I read the news article where they say that 30 minutes a day you can check out a dog. This dog is supposed to relive stress, I think that this might help some people but i dont think a dog that they only have a half hour with is going to help with anything, maybe if they let them get a dog for them to keep for like a while would be fine, but a half hour is no good. Also the dog might start to get angry at getting tossed around from person to person and getting to know someone then never seeing them again.

This article made me think that it would be nice to have something to relieve someones stress, i dont know if a dog is the answer to it.

http://www.nytimes.com/2011/03/22/education/22dog.html?_r=1&src=me&ref=general

Tuesday, March 22, 2011

moving.

At the end of the school year i am moving to Flordia with my family, we are going to be at panama city beach, Flordia. I am very scared for the big change. It is going to be hard to leave my friends from Pewaukee, I have been here since kindergarten, and making new friends is going to be hard. The most scary part is going to a new school, not knowing my way around, meeting new people, and not even knowing my way around the city. Not only that but the big change of getting into a new house, i have also been in the same house for 7 years therefore we have alot of stuff that we have to get ride of or pack up. I am truly going to miss Pewaukee because it is the place i have lived in for years, i have pretty much grew up here. I have never moved before or at least not that i can remember, all i know is that i was born in Clifornia, moved to Hawaii, then moved to Wisconsin, and i don't remember it so it will be a fun experience for me, my sister, my mom, and my dad. (:

Monday, March 21, 2011

Human Equility

I think that it would be possible for humans to be equal, but it would take alot of work and i don't think that would happen. For all humans to be equal there would have to be a law against being different, just like when someone commits a murder they go to jail, that same thing would happen to someone if they didn't follow the rules.

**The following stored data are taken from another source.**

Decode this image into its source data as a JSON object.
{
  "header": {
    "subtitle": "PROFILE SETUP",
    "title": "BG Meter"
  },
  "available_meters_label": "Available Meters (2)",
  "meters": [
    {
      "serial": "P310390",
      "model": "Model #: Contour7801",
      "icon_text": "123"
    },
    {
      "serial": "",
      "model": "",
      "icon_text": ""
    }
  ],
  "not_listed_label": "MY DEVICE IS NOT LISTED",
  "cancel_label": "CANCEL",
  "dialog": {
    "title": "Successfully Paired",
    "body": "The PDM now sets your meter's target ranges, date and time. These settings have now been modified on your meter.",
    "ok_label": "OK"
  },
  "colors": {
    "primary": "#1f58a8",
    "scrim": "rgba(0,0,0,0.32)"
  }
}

This world would be so boring if everyone was the same. There would be no uniqueness to anyone. No one would be able to express themselves. There would no longer be any stores because no one could go shopping for clothes if everything had to be the same. When you would walk down the street every house would look the same. Everyone would be sad because of how boring everything is. The jobs would be hard too because everyone working in the store or business would have to do everything the same. If the world ever came to this i don't know how long it would last. Everyone needs some individuality, its all part of growing up.

Friday, March 18, 2011

superpower..!

If I could have one superpower I would like the power to fly because then i don't have to get rides anywhere, and can go anywhere i wanted!

Thursday, March 17, 2011

spring break.

Seeing the city get smaller and smaller as i go up into the clouds.
Im on a 3 hour plane ride to Flordia for my spring break! <3
beach, tan, ocean, food, and last MTV!
Since Flordia is the #1 spot for spring break..MTV will be recording it.